Auditory Processing in Noise: A Preschool Biomarker for Literacy

Abstract

Learning to read is a fundamental developmental milestone, and achieving reading competency has lifelong consequences. Although literacy development proceeds smoothly for many children, a subset struggle with this learning process, creating a need to identify reliable biomarkers of a child's future literacy that could facilitate early diagnosis and access to crucial early interventions. Neural markers of reading skills have been identified in school-aged children and adults; many pertain to the precision of information processing in noise, but it is unknown whether these markers are present in pre-reading children. Here, in a series of experiments in 112 children (ages 3-14 y), we show brain-behavior relationships between the integrity of the neural coding of speech in noise and phonology. We harness these findings into a predictive model of preliteracy, revealing that a 30-min neurophysiological assessment predicts performance on multiple pre-reading tests and, one year later, predicts preschoolers' performance across multiple domains of emergent literacy. This same neural coding model predicts literacy and diagnosis of a learning disability in school-aged children. These findings offer new insight into the biological constraints on preliteracy during early childhood, suggesting that neural processing of consonants in noise is fundamental for language and reading development. Pragmatically, these findings open doors to early identification of children at risk for language learning problems; this early identification may in turn facilitate access to early interventions that could prevent a life spent struggling to read.

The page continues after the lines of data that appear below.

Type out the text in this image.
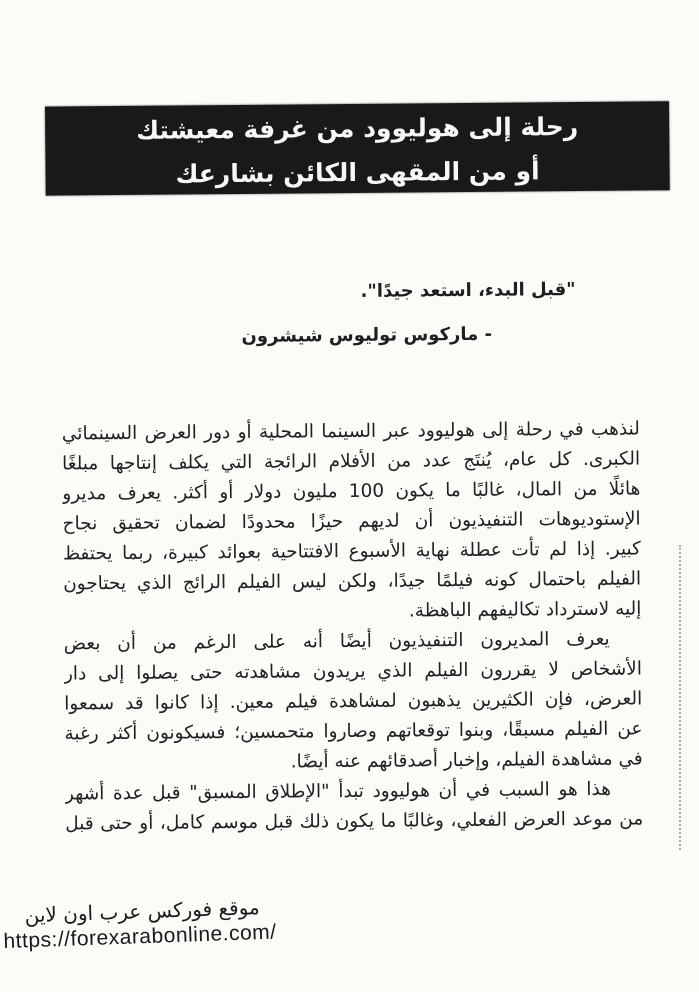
رحلة إلى هوليوود من غرفة معيشتك
أو من المقهى الكائن بشارعك
"قبل البدء، استعد جيدًا".
- ماركوس توليوس شيشرون
لنذهب في رحلة إلى هوليوود عبر السينما المحلية أو دور العرض السينمائي
الكبرى. كل عام، يُنتَج عدد من الأفلام الرائجة التي يكلف إنتاجها مبلغًا
هائلًا من المال، غالبًا ما يكون 100 مليون دولار أو أكثر. يعرف مديرو
الإستوديوهات التنفيذيون أن لديهم حيزًا محدودًا لضمان تحقيق نجاح
كبير. إذا لم تأت عطلة نهاية الأسبوع الافتتاحية بعوائد كبيرة، ربما يحتفظ
الفيلم باحتمال كونه فيلمًا جيدًا، ولكن ليس الفيلم الرائج الذي يحتاجون
إليه لاسترداد تكاليفهم الباهظة.
يعرف المديرون التنفيذيون أيضًا أنه على الرغم من أن بعض
الأشخاص لا يقررون الفيلم الذي يريدون مشاهدته حتى يصلوا إلى دار
العرض، فإن الكثيرين يذهبون لمشاهدة فيلم معين. إذا كانوا قد سمعوا
عن الفيلم مسبقًا، وبنوا توقعاتهم وصاروا متحمسين؛ فسيكونون أكثر رغبة
في مشاهدة الفيلم، وإخبار أصدقائهم عنه أيضًا.
هذا هو السبب في أن هوليوود تبدأ "الإطلاق المسبق" قبل عدة أشهر
من موعد العرض الفعلي، وغالبًا ما يكون ذلك قبل موسم كامل، أو حتى قبل
موقع فوركس عرب اون لاين
https://forexarabonline.com/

Fig 1. Overview of the auditory-neurophysiological biomarker and three derived neural measures.

(A) Recording paradigm: [da] is presented repeatedly over a continuous background track of nonsense sentences spoken by multiple talkers. (B) A time-domain average waveform of the response. The response shows many of the physical characteristics of the eliciting stimulus. The gray box highlights the time region of the response that corresponds to the consonant transition (the region of interest). (C) The peaks of interest are identified here with arrows. (D) A frequency domain representation of the grand average response to the consonant transition. (E) To illustrate the trial-by-trial stability measure, two representative subjects are shown. One pair of sub-averages each is shown for a subject with high stability and one with poor stability (right).

Fig 2

(A) In Year 1 (Experiment 1) each child’s score on the phonological processing test is plotted against the model’s predicted scores (n = 37). The two are highly correlated (r = 0.826, p < .001; when a correction is applied for the unreliability of the psychoeducational test, r = 0.870, p < .001). (B) A histogram of the error of estimation (the difference between a preschooler’s actual and predicted scores). For a majority of children, the model predicts scores within 2 points on the test. Please refer to the S1 Data for data underlying this figure.

Fig 3. In preschoolers (n = 34), model predictions of phonological processing in Year 1 (based on auditory neurophysiology) predict rapid automatized naming time in Year 2, with higher predicted scores correlating with faster naming times for objects and colors (r = -.663, p < .001).

Please refer to the S1 Data for data underlying this figure.